Chan, who was recently featured in Forbes’ 30 Under 30 list in the Venture Capital and Finance arenas, offered the young money managers a few tips, including avoiding the urge to try to time the market.
“Investing is hard, mostly because you need patience and discipline,” he said. “Don’t try to time the market: focus on the time you spend in the market.”
After his keynote speech, the 16 student money managers gave board members, faculty and friends an overview of their own returns for the year.
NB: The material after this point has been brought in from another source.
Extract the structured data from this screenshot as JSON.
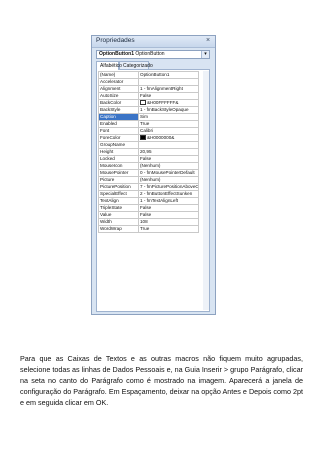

The good news: the consolidated weighted average benchmark return was 9.94 percent.
But then they had to answer some pointed questions about their stock selection process from professional money managers in the audience as well as from Lawrence Harris, Fred V. Keenan Chair in Finance and Business Economics and former chief economist of the SEC. Harris is a preeminent scholar on the topic of trading, and his book, Trading and Exchanges: Market Microstructure for Practitioners, is widely regarded as the seminal text for entrants into the field.
“We don’t go easy on them because they need to know how investors think and what kind of answers they will be expected to have,” he said. “It’s tough, but it’s the best way to learn.”
USIF and its graduate counterpart, SIF, are sponsored by USC Marshall’s Center for Investment Studies (CIS). Founded in 2002, CIS serves as a forum for students to acquire experiential learning, faculty to conduct impactful research and industry experts to share valuable insights.